Navigation  without Java Scripts

When Expertice Makes the Difference

In your organization there are people who know almost everything about specific subjects. Take for instance old Mr. Breitman (who by the way will be retired next summer) -- quite often it seems that many people need his assistance. Yet he is almost impossible to get hold of... If someone had only written down and formalized some of this man's knowledge! Then other people could access it whenever they needed it, and Mr. Breitmanīs invaluable knowledge wouldn't be lost when he retires! What is it then Mr. Breitman knows so much about? It could be any of the following.

A Forest of Documentation

Finding the right piece of information in large body of documentation can be critical for people to carry out their jobs. Some people in your organization know the information space or at least parts of it - how it is organized,- how to find information, and how to make use of it. This kind of knowledge transforms raw data into valuable information, and having this knowledge available in a ready-to-use fashion for the people who don't know the documentation saves a lot of time and ensures that all the right pieces of information are retrieved. This is essential in application areas such as on-line help, help-desk systems and document management.

Complex Configuration

Examples of configuration tasks include: selecting the right peripherals for a computer, furnishing a kitchen in a functional way, selecting the right combination of economic services in the bank to meet a customers needs. Configuration is often a complex task, with so many rules and options that it is impossible to comprehend them all.
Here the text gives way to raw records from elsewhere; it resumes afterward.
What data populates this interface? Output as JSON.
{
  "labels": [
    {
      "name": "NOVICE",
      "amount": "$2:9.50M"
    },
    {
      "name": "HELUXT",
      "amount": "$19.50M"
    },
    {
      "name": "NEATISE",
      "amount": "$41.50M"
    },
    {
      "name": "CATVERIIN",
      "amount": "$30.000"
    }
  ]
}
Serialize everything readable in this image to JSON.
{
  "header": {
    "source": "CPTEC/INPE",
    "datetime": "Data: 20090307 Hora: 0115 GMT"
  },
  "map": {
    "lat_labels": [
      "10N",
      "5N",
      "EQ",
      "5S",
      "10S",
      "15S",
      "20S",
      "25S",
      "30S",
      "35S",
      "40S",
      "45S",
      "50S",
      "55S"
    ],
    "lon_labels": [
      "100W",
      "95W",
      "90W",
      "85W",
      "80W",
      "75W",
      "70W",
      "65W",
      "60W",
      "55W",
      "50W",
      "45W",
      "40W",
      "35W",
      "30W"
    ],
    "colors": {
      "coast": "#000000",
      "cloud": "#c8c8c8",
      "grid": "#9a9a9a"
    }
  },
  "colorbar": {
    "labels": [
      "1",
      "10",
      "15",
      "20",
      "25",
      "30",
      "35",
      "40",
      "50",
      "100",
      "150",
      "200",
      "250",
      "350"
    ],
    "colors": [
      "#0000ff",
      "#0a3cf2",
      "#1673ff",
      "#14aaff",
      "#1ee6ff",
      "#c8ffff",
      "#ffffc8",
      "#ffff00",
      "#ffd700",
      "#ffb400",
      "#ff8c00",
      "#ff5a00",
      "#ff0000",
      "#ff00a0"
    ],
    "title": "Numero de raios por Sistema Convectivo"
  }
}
For this reason, it is often desirable to employ an electronic system that uses the rules to ensure not only a valid but also an optimal solution.

Diagnostics and Fault Isolation

Finding out: why the car won't run, what kind of product the customer really needs, what illness a person has, what's wrong with the laser printer, which person in the organization to call to solve a specific problem - these are all diagnostic / fault finding activities. By engaging you in a dialog, a human expert would be able to give you the right advice, and an electronic system works the same way but makes the expert's knowledge available for everyone.

And a lot more....

Educational systems are often constructed using a combination of the above-mentioned techniques, as indeed, any system whose genesis is the need to formalize knowledge about a particular discipline can be profitably implemented in ESTA.

Why Expert Systems ?

An Expert System is a software tool that helps a human expert make better decisions and, in some cases, help a nonprofessional make limited decisions without the help of an expert.

In today's world it is sometimes difficult for the human mind to store or manage the knowledge required to make good or optimal decisions. Therefore an expert system could be your solution when manuals are inadequate, knowledge is undocumented, a key figure is overworked, when you are training newly hired personnel or when you are dealing with complex technical/human knowledge.

Knowledge is very often formulated using rules expressed in plain English. Consider just how many times a day, for example, we consult textual knowledge bases, be it in the instructions accompanying self-assembly furniture, trouble shooting a malfunction of some technical apparatus, reading a bus time table, or trying to understand the income tax return form.

Expert systems are intended to enliven such knowledge by enabling it to be presented in an "easy-to-work-with" fashion, and they are commonly used in applications involving consultation, instruction, diagnosis, prediction, control and interpretation.